Пошвыряв в радостную зелень полсотни камней, и бухнув туда напоследок большущий обломок, что вызвал небольшой локальный шторм, к радости Леты попавший в кадр, выдохлись и снова сели на плиту, осматриваясь.
— А с кем еще бросала? — спросил Дзига, поворачивая к ней узкое лицо с темными глазами, — у тебя все отрегулировано, до раз-два-три, я ж вижу.
— Дай подумать. В первый раз сама. Ничего не вышло. Потом с мужчиной, потом еще раз — с другим. Еще сын кидал, летом, в жару, а потом сам в воде крутил брызги. А в последний раз с Черной Королевой Кам. Не со всеми получается, понимаешь? Нужно, чтоб человек знал, это важное дело. Не пустяк.
— С кем лучше всего?
— С тобой. И с Черной королевой.
— Интересно…
Лете стало смешно и немного неловко.
— Пошли, ягоды проверим? — она спрыгнула на песок, уже покрытый легкой тенью, — это дальше, по берегу, под скалами.
— Вкусные? Пойдем, да. А интересно, потому что я думал — с мужчиной тебе интереснее должно быть, а?
Слева тянулись высокие скалы, неровной стенкой с выдутыми в ней глубокими желобами. Кое-где радостные надписи, выдолбленные в камне, сообщали: Оленька, Маша, Химки-12, Валера Бес…
— Не обольщайся. Чтобы нашелся такой мужчина, нужно пуд соли истоптать и все лесом. Я и не прочь бы, но лучше делать, чем ждать. Так думаю. Может еще и найдется для меня такой, понимающий.
— А почему она черная королева?
Солнце светило в спины, укладывало перед ними длинные тени. Тень Леты брела по прибою, макая в воду черную голову и руку с опущенной камерой.
— Потому что не темная.
— А ты?
— А я — белая. А что королевы, так это не из-за мании величия. Все девочки — принцессы. А потом, минуя возраст принцесс, женщины сами решают, кем быть дальше. Можно стать королевой, а можно просто исчезнуть. Мы с ней решили — не исчезать. Это женское, Дзига.
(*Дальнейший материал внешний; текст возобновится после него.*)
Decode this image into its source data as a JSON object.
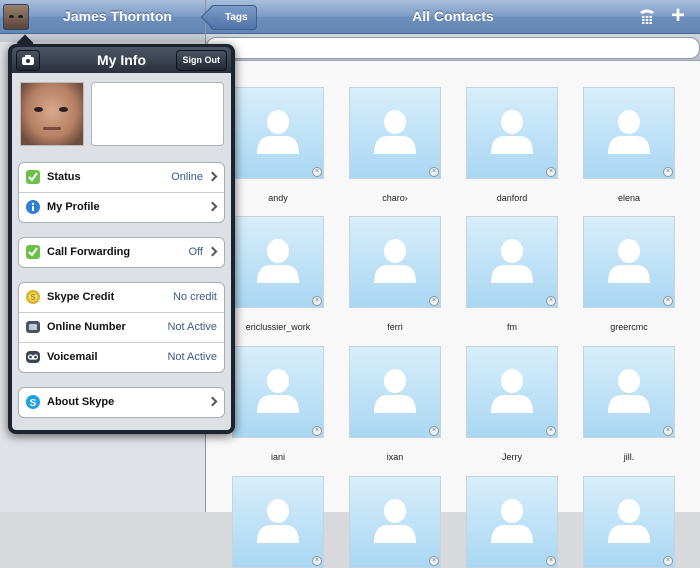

Я думала, тебе это неинтересно.
— Я может быть, тут с тобой хожу, чтоб ты могла что-то сказать, понимаешь? Не изрекать, а типа я спросил, ты ответила. Чего ты снова ржешь? Ну?
— Диалоги Платона! Королева Лета и ее воображаемый собеседник.
— А за это я возьму и уйду.
Ступил в тень скалы. И вдруг исчез. Лета остановилась, перестав смеяться и вглядываясь. Сердце нехорошо сжалось. Темнели надписи, маячили под козырьками неглубокие ниши с забитыми туда волной жестянками и пластиковыми бутылками. А его не видно.
— Слушай. Прости. Я не хотела.
— Не хотела — не сказала бы, — отозвался обиженный голос. И далеко впереди из тени в закатный свет вышла мальчишеская фигура.
Лета ускорила шаг, догнала и пошла рядом, виновато посматривая на опущенную голову.
— Во-первых, ты уже взрослая… — и добавил язвительно, — тетка. Я думал, умная. А умные себя на смех не поднимают. Тем более, что да, ты решила и королева, и да, я твой воображаемый собеседник.
— Прости.
— Ладно…
Они перелезли через нагромождение камней, вспугнув пару толстых ленивых чаек, и те полетели, редко взмахивая острыми крыльями и отражаясь в воде. Впереди прямо из скалы росла кривая крепенькая маслинка, изогнулась почти в круг, разбросав по изгибу веер черных ветвей в бахроме узких листьев. Рядом с ней от скалы отломился длинный плоский кусище и стоял, прислонясь, присыпанный сверху песочной крошкой.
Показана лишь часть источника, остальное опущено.